C’est de cette Californie de la réaction, celle qui veut détruire l’Etat social et l’extension des droits et des libertés aux femmes et aux minorités raciales et sexuelles, que vient l’homme qui, depuis 2016, souffle à l’oreille de Donald Trump : Stephen Miller, originaire de Santa Monica, pourfend dès ses jeunes années les « immigrationnistes » et devient l’éminence grise de Trump sur le « péril » migratoire lors de son premier mandat. Le « Muslim Ban » (l’interdiction de la venue sur le sol américain de ressortissants de sept pays musulmans) ou la séparation des enfants de leurs parents illégauxà la frontière avec le Mexique sont ses initiatives. Il est de nouveau à l’origine de la loi sur l’immigration aujourd’hui et partisan d’une posture contre-insurrectionnelle vis-à-vis des sans-papiers et de leurs protecteurs, à commencer par ceux de sa Californie natale.
Ce qui se joue ici, c’est donc la Californie contre elle-même. Grâce à elle, les méthodes de surveillance, de traque et d’arrestation arbitraires des migrants voient leur efficacité décupler. En effet, dans la continuité de leur symbiose avec le complexe militaro-industriel qui fit la fortune de la région et la leur, les entreprises de la tech sont les sous-traitants zélés de la police des frontières et de celle de l’immigration (ICE), contre laquelle les gens de Los Angeles se sont élevés.
Google, Amazon, Palantir, la compagnie d’intelligence artificielle Babel Street, mais aussi Microsoft ont passé ces dernières années des contrats lucratifs avec les services policiers du pays afin de mettre leurs capacités à collecter et à traiter les données personnelles au service de la chasse aux migrants. La compagnie Anduril a vendu des drones de détection de présence humaine à l’agence fédérale chargée de la frontière avec le Mexique ; Palantir, la compagnie dudoctrinaire d’extrême droite Peter Thiel, fournit l’ensemble de l’appareillage logistique permettant la déportation d’étrangers, ainsi que leur surveillance et leur localisation biométrique, où qu’ils soient dans le monde.
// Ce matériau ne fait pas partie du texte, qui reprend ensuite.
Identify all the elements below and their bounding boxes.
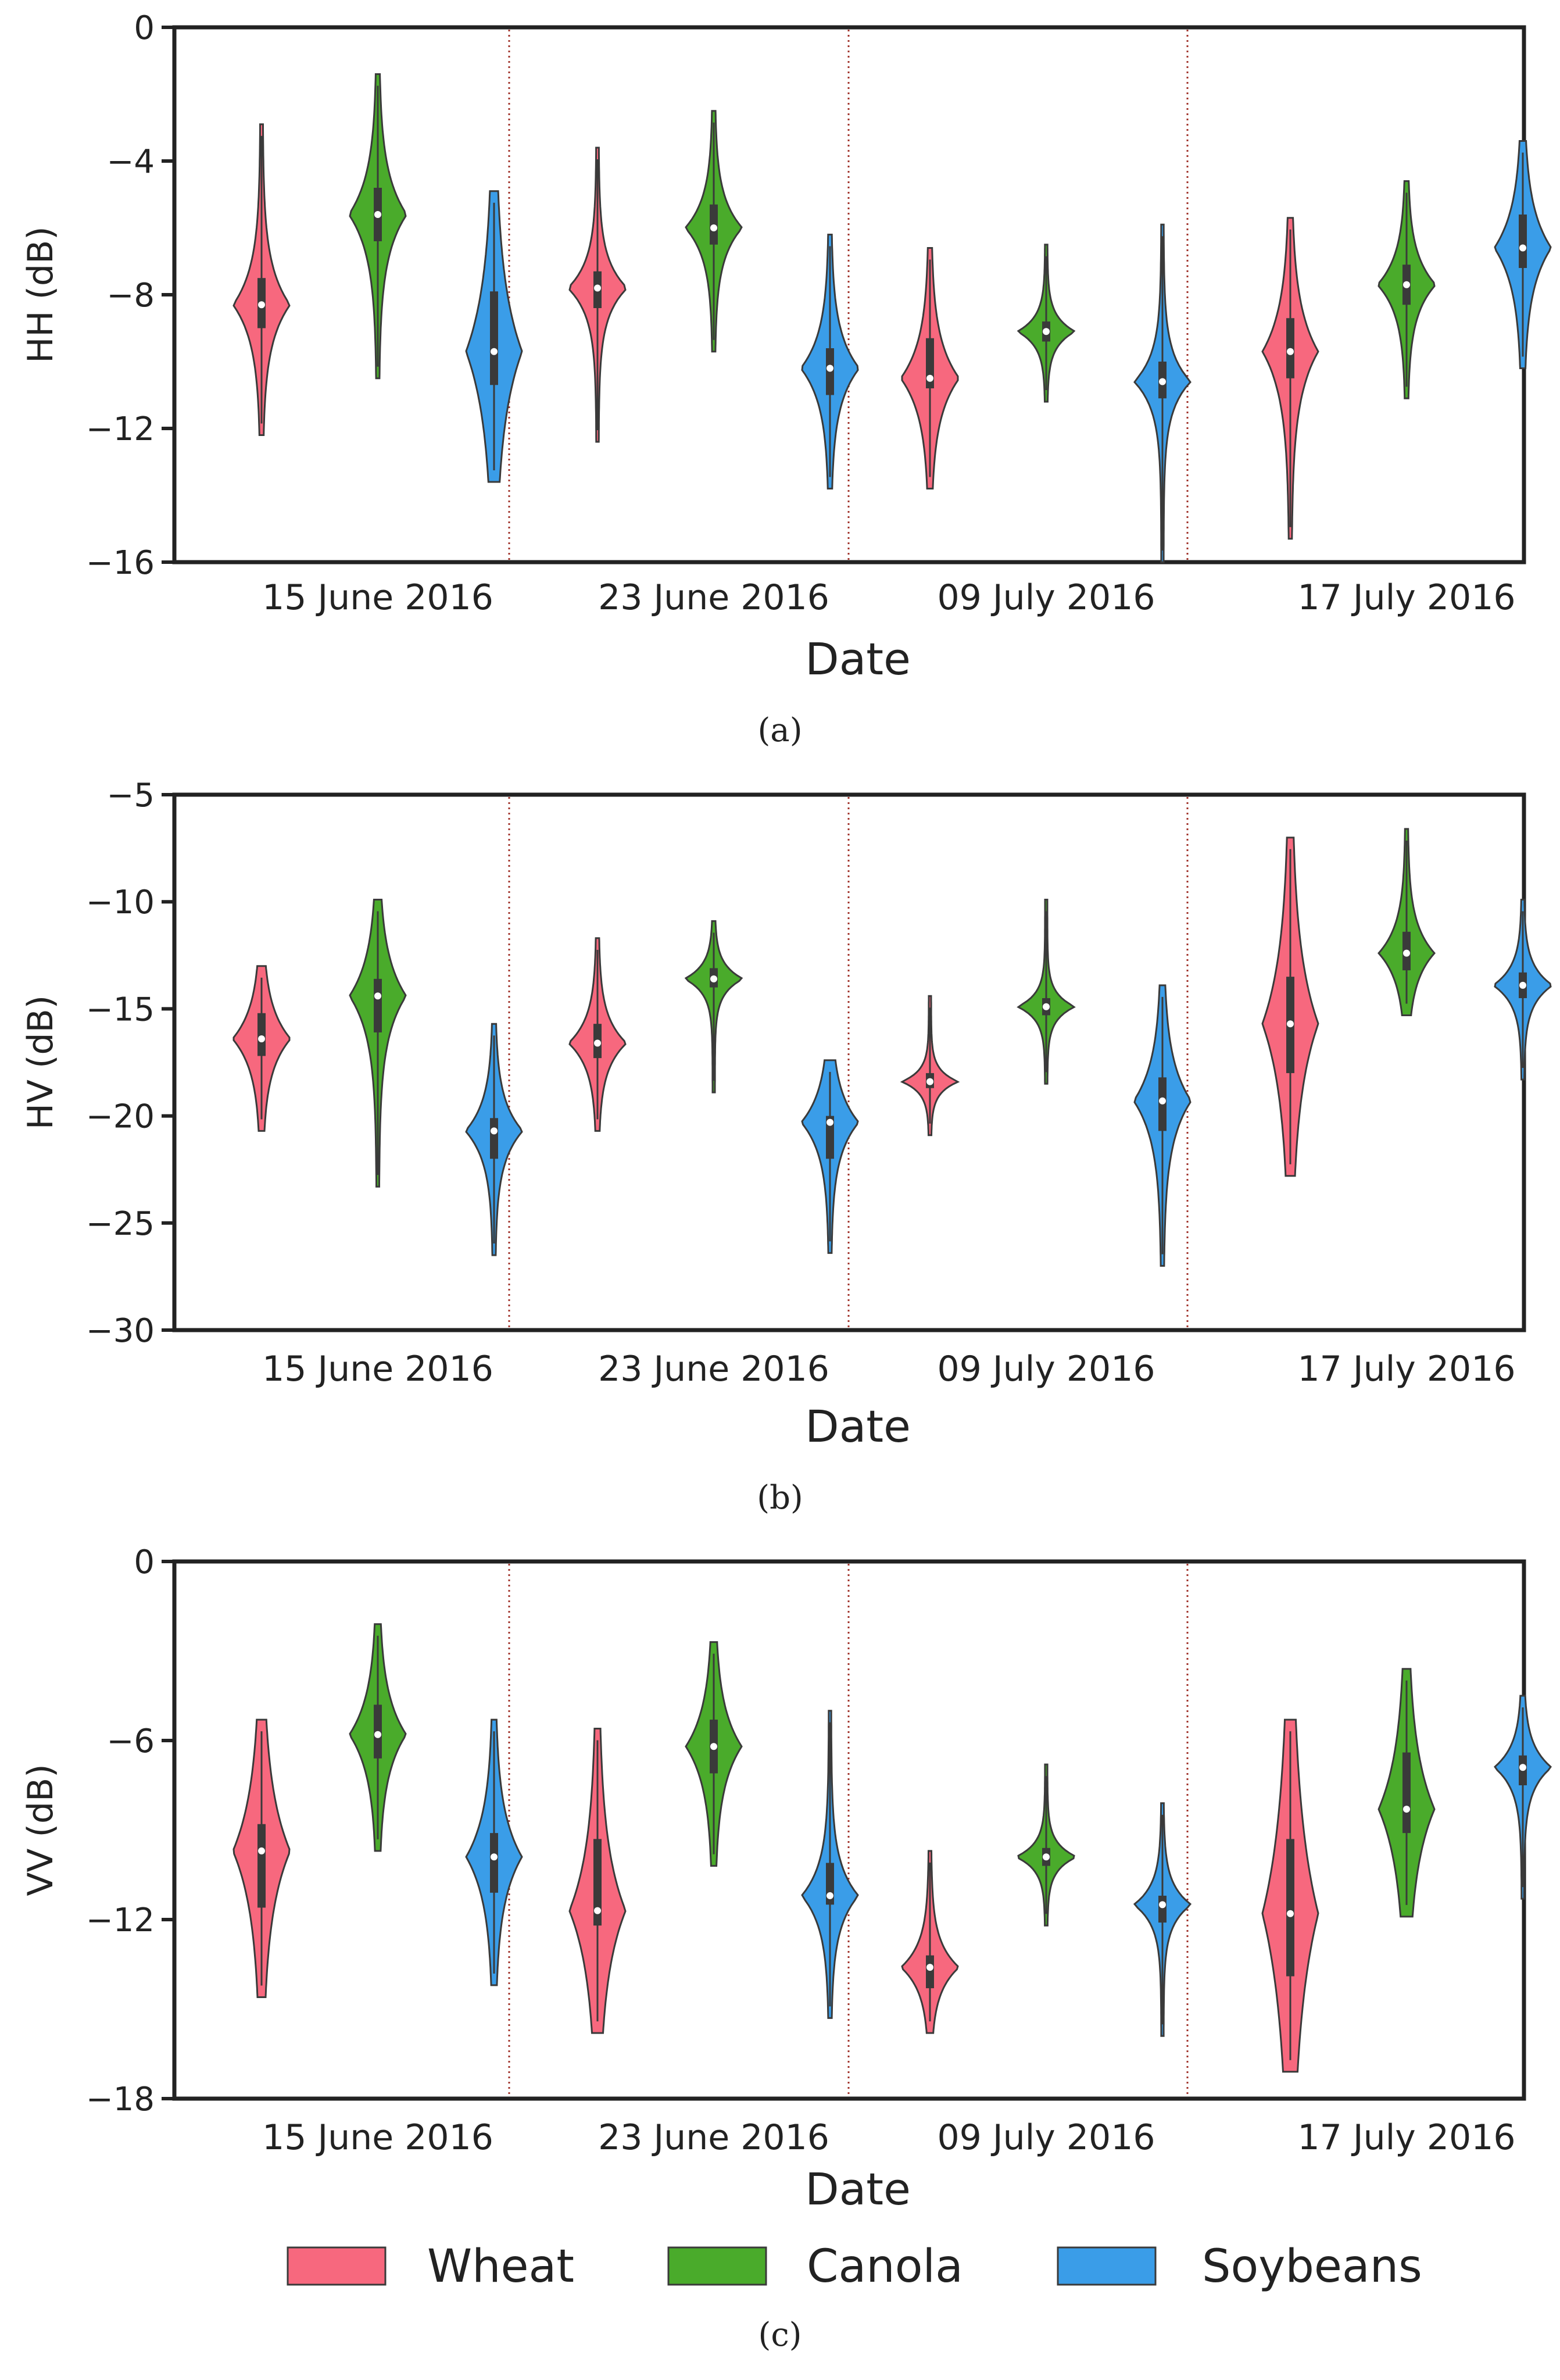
- x-tick-label: 23 June 2016: [598, 2117, 829, 2158]
- legend-swatch-soybeans: [1057, 2246, 1157, 2286]
- y-tick-label: −18: [86, 2081, 155, 2118]
- violin-median: [594, 284, 601, 292]
- x-tick-label: 17 July 2016: [1297, 2117, 1515, 2158]
- y-tick-label: −30: [86, 1312, 155, 1350]
- violin-median: [1043, 328, 1050, 335]
- panel-label: (a): [757, 712, 802, 749]
- violin-iqr-box: [490, 291, 498, 385]
- violin-iqr-box: [1519, 215, 1527, 268]
- violin-iqr-box: [490, 1833, 498, 1893]
- x-axis-title: Date: [805, 633, 911, 685]
- x-tick-label: 23 June 2016: [598, 577, 829, 618]
- x-tick-label: 09 July 2016: [937, 1349, 1155, 1389]
- legend-swatch-wheat: [287, 2246, 387, 2286]
- y-tick-label: −25: [86, 1205, 155, 1243]
- violin-median: [1403, 281, 1410, 288]
- violin-median: [926, 1964, 933, 1971]
- violin-median: [926, 374, 933, 382]
- violin-median: [710, 224, 717, 231]
- x-tick-label: 09 July 2016: [937, 577, 1155, 618]
- y-tick-label: 0: [134, 9, 155, 47]
- x-tick-label: 17 July 2016: [1297, 577, 1515, 618]
- violin-median: [826, 1118, 833, 1126]
- violin-median: [1519, 981, 1526, 989]
- violin-iqr-box: [257, 1824, 266, 1908]
- violin-iqr-box: [593, 1839, 602, 1926]
- y-tick-label: −5: [106, 777, 155, 814]
- violin-median: [1287, 1910, 1294, 1917]
- y-tick-label: −6: [106, 1723, 155, 1760]
- y-tick-label: −20: [86, 1098, 155, 1136]
- panel-b: −5 −10 −15 −20 −25 −30 HV (dB) 15 June 2016 23 J…: [20, 777, 1552, 1517]
- panel-a: 0 −4 −8 −12 −16 HH (dB) 15 June 2016 23 June 20…: [20, 9, 1552, 749]
- violin-median: [1043, 1853, 1050, 1861]
- y-tick-label: −12: [86, 1902, 155, 1939]
- y-tick-label: −16: [86, 544, 155, 582]
- violin-median: [258, 1035, 265, 1042]
- violin-median: [594, 1907, 601, 1914]
- violin-median: [374, 1731, 381, 1738]
- violin-median: [1043, 1003, 1050, 1010]
- violin-median: [926, 1078, 933, 1085]
- violin-median: [1403, 1806, 1410, 1813]
- violin-median: [1159, 378, 1166, 385]
- x-tick-label: 23 June 2016: [598, 1349, 829, 1389]
- violin-iqr-box: [1158, 1895, 1167, 1923]
- x-tick-label: 15 June 2016: [262, 577, 493, 618]
- panel-label: (c): [758, 2316, 802, 2354]
- y-tick-label: −15: [86, 991, 155, 1028]
- violin-median: [1159, 1901, 1166, 1909]
- violin-median: [1403, 949, 1410, 957]
- violin-median: [826, 1892, 833, 1899]
- violin-median: [710, 1743, 717, 1750]
- violin-median: [710, 975, 717, 982]
- panel-c: 0 −6 −12 −18 VV (dB) 15 June 2016 23 June 2016…: [20, 1543, 1552, 2354]
- y-tick-label: 0: [134, 1543, 155, 1581]
- x-tick-label: 17 July 2016: [1297, 1349, 1515, 1389]
- y-axis-title: VV (dB): [20, 1764, 61, 1896]
- legend-swatch-canola: [667, 2246, 767, 2286]
- violin-median: [491, 1127, 498, 1135]
- violin-median: [1287, 1020, 1294, 1028]
- violin-iqr-box: [374, 978, 382, 1032]
- y-tick-label: −8: [106, 277, 155, 315]
- violin-iqr-box: [490, 1118, 498, 1159]
- violin-iqr-box: [826, 1116, 834, 1159]
- x-tick-label: 15 June 2016: [262, 1349, 493, 1389]
- x-tick-label: 15 June 2016: [262, 2117, 493, 2158]
- legend-label-soybeans: Soybeans: [1202, 2240, 1422, 2293]
- violin-median: [1287, 348, 1294, 355]
- violin-median: [491, 1853, 498, 1861]
- x-axis-title: Date: [805, 2163, 911, 2215]
- violin-median: [374, 992, 381, 1000]
- y-tick-label: −12: [86, 410, 155, 448]
- violin-iqr-box: [926, 1955, 934, 1989]
- violin-median: [826, 364, 833, 372]
- violin-median: [1519, 244, 1526, 252]
- violin-median: [374, 211, 381, 218]
- x-axis-title: Date: [805, 1400, 911, 1452]
- violin-iqr-box: [257, 1013, 266, 1056]
- violin-median: [491, 348, 498, 355]
- y-axis-title: HH (dB): [20, 226, 61, 363]
- legend-label-wheat: Wheat: [427, 2240, 574, 2293]
- violin-median: [258, 1847, 265, 1854]
- y-axis-title: HV (dB): [20, 995, 61, 1130]
- y-tick-label: −10: [86, 884, 155, 921]
- violin-median: [258, 301, 265, 309]
- violin-median: [1159, 1097, 1166, 1105]
- legend-label-canola: Canola: [807, 2240, 963, 2293]
- violin-iqr-box: [1286, 1839, 1294, 1977]
- violin-median: [594, 1039, 601, 1047]
- y-tick-label: −4: [106, 143, 155, 181]
- x-tick-label: 09 July 2016: [937, 2117, 1155, 2158]
- violin-median: [1519, 1764, 1526, 1771]
- violin-iqr-box: [1402, 1752, 1411, 1834]
- legend: Wheat Canola Soybeans: [287, 2240, 1422, 2293]
- panel-label: (b): [757, 1479, 803, 1517]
La Silicon Valley a historiquement accompagné l’appareil punitif et militaire de l’Etat américain, tout en présentant au monde la promesse d’une émancipation numérique. Ce que prolonge sa symbiose avec le président réactionnaire du jour, qui, comme Reagan, réprime les contestations et calomnie les campus, dénonce les assistés et réduit la fiscalité des possédants, duplique la guerre froide et ses avatars sur le sol national et en prend prétexte pour persécuter les minoritaires.
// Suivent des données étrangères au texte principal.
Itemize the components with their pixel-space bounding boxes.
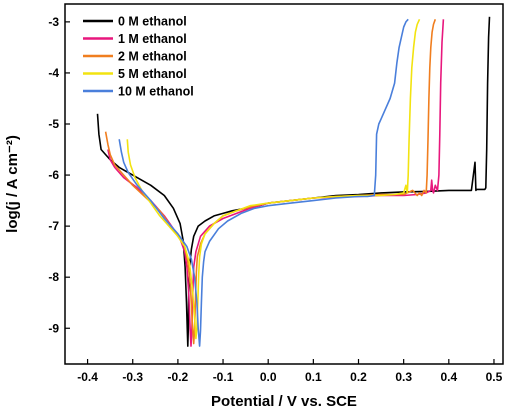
x-tick-label: 0.2 [350, 370, 367, 384]
y-axis-ticks: -3 -4 -5 -6 -7 -8 -9 [48, 15, 70, 335]
legend-label-4: 10 M ethanol [118, 85, 194, 99]
y-tick-label: -4 [48, 66, 59, 80]
x-tick-label: -0.4 [77, 370, 98, 384]
series-layer [96, 16, 491, 347]
y-axis-label: log(j / A cm⁻²) [4, 135, 21, 233]
y-tick-label: -3 [48, 15, 59, 29]
y-tick-label: -8 [48, 270, 59, 284]
legend-label-2: 2 M ethanol [118, 50, 187, 64]
y-tick-label: -5 [48, 117, 59, 131]
series-line-0 [96, 16, 491, 347]
series-line-4 [118, 18, 409, 347]
legend-label-1: 1 M ethanol [118, 32, 187, 46]
x-axis-label: Potential / V vs. SCE [211, 393, 357, 410]
series-line-3 [126, 18, 421, 340]
x-tick-label: 0.5 [486, 370, 503, 384]
x-tick-label: 0.1 [305, 370, 322, 384]
x-tick-label: -0.3 [122, 370, 143, 384]
y-tick-label: -9 [48, 321, 59, 335]
y-tick-label: -6 [48, 168, 59, 182]
x-tick-label: 0.3 [395, 370, 412, 384]
x-tick-label: 0.0 [260, 370, 277, 384]
plot-frame [64, 3, 504, 365]
x-axis-ticks: -0.4 -0.3 -0.2 -0.1 0.0 0.1 0.2 0.3 0.4 0.5 [77, 359, 503, 384]
legend: 0 M ethanol 1 M ethanol 2 M ethanol 5 M eth… [83, 15, 194, 99]
legend-label-3: 5 M ethanol [118, 67, 187, 81]
y-tick-label: -7 [48, 219, 59, 233]
legend-label-0: 0 M ethanol [118, 15, 187, 29]
x-tick-label: 0.4 [440, 370, 457, 384]
x-tick-label: -0.2 [168, 370, 189, 384]
x-tick-label: -0.1 [213, 370, 234, 384]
Dans son roman Coulez mes larmes, dit le policier, l’écrivain Philip K. Dick imaginait en 1974 que le Californien Richard Nixon, grâce à un système de surveillance numérique, imposait un Etat totalitaire et obligeait les dissidents à vivre sous terre. Aujourd’hui plus qu’hier, cette dystopie approche de la réalité : les données personnelles de dizaines de millions d’Américains qu’Elon Musk a rassemblées avant de quitter le DOGE serviront sans doute à quelque opération commerciale. Mais elles seront aussi l’arme par excellence de détection et de persécution des indésirables. Le projet de l’extrême droite américaine dispose aujourd’hui d’une technocratie algorithmique dévouée et inédite dans l’histoire du pays. Cette alliance matricielle entre la Californie et Washington vaut bien une réconciliation : alors qu’on le disait irrémédiablement fâché, Elon Musk a salué l’envoi des blindés à Los Angeles.
Sylvie Laurent est historienne et américaniste, maîtresse de conférences à Sciences Po. Elle vient de faire paraître « La Contre-Révolution californienne », Le Seuil, « Libelle », 72 pages, 5,50 euros.